If you’re a fan who hates the cramped aisles or having to look around a pole to see the plate, this was your lucky day.
There were 35 people in section 43 of the bleachers during the fourth inning and four in section 18 of the pavilion reserved seats above the left-field line.
That was four more than were in section 19. There were empty blue rows throughout the grandstands, too. Even those prime field box seats next to the respective dugouts were open.
The Sox announced an attendance of 30,029, which was based on tickets sold. The team declined to reveal the actual attendance.
All the no-shows weren’t unexpected. It was a makeup game from Monday night’s rainout and plenty of fans had to go to work or school. That it was an overcast morning after a night of heavy rain played a role, too.
Good excuses. But it was more about a Yankees-Red Sox game not being worth the time and effort. The teams were a combined 38 games out of first place when the day started.
The Yankees are trying to avoid their first losing season since 1992 and owner Hal Steinbrenner has vowed to make changes in how the team operates.
The Sox continue to plod through what could well be the final weeks of Chaim Bloom’s tenure as chief baseball officer. Ownership has been on mute for years now, but they can’t be pleased with the last two seasons and the creeping irrelevance.
The rivals combined to start eight rookies in Game 1, a 3-2 victory for the Yankees. That’s something you would expect to see during spring training, not September.
Those who showed up were rewarded with a good game. The Sox took a 2-0 lead before Nick Pivetta blew up a one-hit shutout with 10 strikeouts by allowing three runs in the sixth inning.
The Sox drew three consecutive one-out walks off Yankees closer Clay Holmes in the ninth inning, bringing Alex Verdugo to the plate with the winning run on second base.
Holmes had thrown only six of his 21 pitches for strikes to that point. But Verdugo swung at the first pitch and drilled a ground ball to second baseman Gleyber Torres to start a room service double play.
“What a huge break, Alex Verdugo swinging at the first pitch after the pitcher just walked the bases loaded,” David Cone said on the Yankees broadcast.
But Verdugo had thought it out. He was 3 for 4 with two walks in his career against Holmes and was expecting the righthander to throw a pitch down the middle after the three walks.
Holmes did, right over the plate at 97.1 miles per hour.
“I’ve had good success against Holmes in my career and in that situation, he doesn’t want to fall behind,” Verdugo said. “That was a get-me-over sinker and I just pulled off on it.
“I should have gone more to left-center and kind of scooped it. I saw it, but I got rotational and hit the ball on the ground.”

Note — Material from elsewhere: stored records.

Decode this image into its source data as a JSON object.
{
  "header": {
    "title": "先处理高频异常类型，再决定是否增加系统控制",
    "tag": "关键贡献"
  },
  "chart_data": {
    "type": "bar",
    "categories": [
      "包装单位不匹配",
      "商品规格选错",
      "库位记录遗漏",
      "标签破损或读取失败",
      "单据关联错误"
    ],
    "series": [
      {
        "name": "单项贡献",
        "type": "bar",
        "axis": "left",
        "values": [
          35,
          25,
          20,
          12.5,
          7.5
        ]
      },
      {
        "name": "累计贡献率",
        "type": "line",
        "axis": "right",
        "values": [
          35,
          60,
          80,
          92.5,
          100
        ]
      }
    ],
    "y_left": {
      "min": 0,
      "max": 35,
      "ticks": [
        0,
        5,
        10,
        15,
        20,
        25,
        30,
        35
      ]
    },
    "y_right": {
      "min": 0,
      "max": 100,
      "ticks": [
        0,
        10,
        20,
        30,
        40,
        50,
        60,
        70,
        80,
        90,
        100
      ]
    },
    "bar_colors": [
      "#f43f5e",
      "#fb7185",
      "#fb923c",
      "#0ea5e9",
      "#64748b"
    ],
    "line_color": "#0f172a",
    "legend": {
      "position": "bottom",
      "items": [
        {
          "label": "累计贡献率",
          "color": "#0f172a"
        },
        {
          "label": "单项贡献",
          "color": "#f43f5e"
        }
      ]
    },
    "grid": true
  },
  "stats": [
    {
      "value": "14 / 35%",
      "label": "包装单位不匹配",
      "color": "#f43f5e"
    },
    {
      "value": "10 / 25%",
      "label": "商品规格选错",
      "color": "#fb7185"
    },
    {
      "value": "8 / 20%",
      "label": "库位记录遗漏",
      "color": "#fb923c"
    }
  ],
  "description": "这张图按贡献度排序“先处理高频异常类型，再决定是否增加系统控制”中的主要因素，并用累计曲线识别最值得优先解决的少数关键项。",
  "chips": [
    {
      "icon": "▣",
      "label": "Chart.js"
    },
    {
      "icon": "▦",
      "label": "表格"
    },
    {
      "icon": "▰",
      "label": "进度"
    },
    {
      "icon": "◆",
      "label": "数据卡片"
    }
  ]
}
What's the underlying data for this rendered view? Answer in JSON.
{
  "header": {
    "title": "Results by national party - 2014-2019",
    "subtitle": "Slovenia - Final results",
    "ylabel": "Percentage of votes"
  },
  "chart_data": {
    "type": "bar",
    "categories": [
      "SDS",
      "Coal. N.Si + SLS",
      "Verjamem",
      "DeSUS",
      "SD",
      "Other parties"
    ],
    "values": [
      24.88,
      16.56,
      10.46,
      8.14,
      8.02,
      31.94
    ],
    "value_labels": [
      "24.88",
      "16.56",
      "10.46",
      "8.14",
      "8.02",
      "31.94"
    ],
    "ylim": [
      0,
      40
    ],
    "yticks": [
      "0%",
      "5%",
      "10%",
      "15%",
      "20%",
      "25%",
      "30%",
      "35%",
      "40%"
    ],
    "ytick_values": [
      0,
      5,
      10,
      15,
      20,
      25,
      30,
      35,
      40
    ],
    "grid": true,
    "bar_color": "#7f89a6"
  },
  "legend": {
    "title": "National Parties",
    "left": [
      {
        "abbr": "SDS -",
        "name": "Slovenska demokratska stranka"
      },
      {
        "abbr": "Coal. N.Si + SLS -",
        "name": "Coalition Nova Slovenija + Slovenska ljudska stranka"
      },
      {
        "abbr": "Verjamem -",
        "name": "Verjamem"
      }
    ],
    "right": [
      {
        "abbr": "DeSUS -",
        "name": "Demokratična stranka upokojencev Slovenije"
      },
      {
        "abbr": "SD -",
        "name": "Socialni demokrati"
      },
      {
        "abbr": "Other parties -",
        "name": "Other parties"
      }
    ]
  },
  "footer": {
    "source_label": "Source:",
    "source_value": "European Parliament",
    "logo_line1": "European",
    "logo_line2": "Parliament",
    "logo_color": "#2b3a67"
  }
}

Verdugo had an .871 OPS with the bases loaded this season and has shown a knack for late-inning heroics over his career. But not this time.
“That was the last thing I wanted to do,” he said.
Verdugo said there are “plenty of times” he walks to the plate knowing he will take a strike. But in his mind, this was a time to be aggressive.
“I thought I’d get a fastball I could do something with,” he said. “I got the pitch but I didn’t hit the way I wanted to.”
Sox manager Alex Cora didn’t fault Verdugo, citing his success against Holmes.
“That pitch was middle-middle,” he said.
The second game started at 7:13 p.m. There were far fewer empty seats but still a lot more than you expect for the Yankees and Sox.
The Yankees won that game, 4-1. The Sox were hitless in 19 at-bats with runners in scoring position and left 20 runners on base over the two games.
They have lost six of seven and are tied with the Yankees at the bottom of the division at 73-72.
The best rivalry in baseball? Only in the history books these days.